Hasta la cumbre del Perdón, nuestros escasos alientos impedían la charla. Como mucho, un apocado saludo a otros caminantes que iban peor que nosotros: «en el monte, trata con cariño a quienes adelantes en la subida, porque los volverás a ver en la bajada». Sabias e inteligentes palabras estas que valen para el Camino, para la vida en general y con frecuencia hay que aplicar a la política.

–No te digo yo que no pero, ¿a qué viene eso ahora? –preguntó mi padre.

–Hombre, ya me contarás. Hay que ser puñetero para… Bueno, acuérdate del tipo de la leyenda de la fuente que nos contaron abajo. El tío medio muerto, prefiere morir a renegar de lo sagrado, como premio le ponen una fuente para que beba y luego, al pobre, le hacen subir un pedazo de cuesta como esta.

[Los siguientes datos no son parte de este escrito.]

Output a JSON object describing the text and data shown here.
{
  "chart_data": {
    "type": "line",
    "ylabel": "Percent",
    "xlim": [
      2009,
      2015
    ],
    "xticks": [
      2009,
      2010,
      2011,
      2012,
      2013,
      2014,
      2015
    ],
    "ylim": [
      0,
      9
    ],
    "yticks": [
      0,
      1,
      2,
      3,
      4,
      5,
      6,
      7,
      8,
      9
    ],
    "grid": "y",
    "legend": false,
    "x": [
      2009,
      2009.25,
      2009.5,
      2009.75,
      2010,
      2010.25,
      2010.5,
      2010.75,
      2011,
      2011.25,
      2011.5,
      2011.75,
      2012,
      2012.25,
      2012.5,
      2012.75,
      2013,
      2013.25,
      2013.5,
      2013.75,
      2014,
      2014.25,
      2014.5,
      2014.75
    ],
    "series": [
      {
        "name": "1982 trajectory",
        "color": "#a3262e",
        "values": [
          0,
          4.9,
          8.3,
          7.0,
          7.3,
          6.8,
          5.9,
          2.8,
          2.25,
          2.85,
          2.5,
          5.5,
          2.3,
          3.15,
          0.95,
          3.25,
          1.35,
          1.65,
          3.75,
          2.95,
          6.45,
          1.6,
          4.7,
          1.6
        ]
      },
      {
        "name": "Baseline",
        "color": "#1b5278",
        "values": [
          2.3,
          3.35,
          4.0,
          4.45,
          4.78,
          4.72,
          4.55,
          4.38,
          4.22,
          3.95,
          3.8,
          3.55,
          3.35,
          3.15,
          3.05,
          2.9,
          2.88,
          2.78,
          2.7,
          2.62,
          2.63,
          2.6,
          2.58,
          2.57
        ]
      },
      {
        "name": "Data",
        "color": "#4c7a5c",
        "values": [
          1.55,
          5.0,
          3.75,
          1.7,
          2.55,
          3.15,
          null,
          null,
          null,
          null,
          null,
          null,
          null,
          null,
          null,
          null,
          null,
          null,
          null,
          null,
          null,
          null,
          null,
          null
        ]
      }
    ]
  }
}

No me digas que el ángel no se podía haber estirado un poco y subir al hombre, al menos, hasta aquí.

–Ya, visto así… –respondió, lacónico, mi padre con cara de pensar en silencio «este hijo mío es medio memo».

Seguimos caminando con la esperanza de que ya no encontraremos grandes pendientes casi hasta pasar León. Y nos quedan muchísimos kilómetros para que eso ocurra. No tenemos un lugar preestablecido en el que finalizar nuestra marcha pero, como ya he indicado, tardaremos años en completar el Camino.

Más adelante, aparte de un curiosísimo monumento al peregrino, llama la atención el auge que tienen las «plantaciones» de aerogeneradores en toda Navarra.

Charlando de ello con otros compañeros nos cuentan que Gamesa Eólica tiene una importantísima implantación en la región y que, ojo al dato, cuentan con más de un quince por ciento de cuota de mercado ¡mundial! en el sector. Y luego en Tarragona presumimos de nuestro polo químico.

No sé si me parece más sorprendente el dato o el hecho de que sea desconocido por la mayoría de las personas, incluido Carlos, mi padre que, como ya expliqué hace unas páginas, trabajó en el sector energético muchísimos años.

Puente la Reina parece que va estando cada vez más cerca y, aunque arribemos algo tarde, si nada se interpone en nuestra marcha, parece el lugar idóneo para cenar y pernoctar.

Pero    no fue así. Entramos en el término municipal de Muruzábal y…

–Papá, ¿ves ese cartel?

–Sí, ¿qué tiene de particular? Por ahí se sale del camino.

–Ya, ya sé que se sale, pero nos vamos a salir. Tampoco tenemos prisa y si no llegamos al albergue de Puente la Reina, otro sitio encontraremos para dormir, ¿no?

–Por supuesto, pero no sé qué es lo que te llama la atención, no sé dónde quieres ir, no sé qué tiene de extraño ese cartel y, lo que más me preocupa, ¡te dije esta mañana que te pusieras un gorro, que el sol te iba a hacer daño en la cabeza!

Aunque no había dado aún más explicaciones, mi padre había detectado en mis palabras una curiosidad y un entusiasmo que no alcanzaba a comprender.

Pero yo lo tenía claro, teníamos que desviarnos.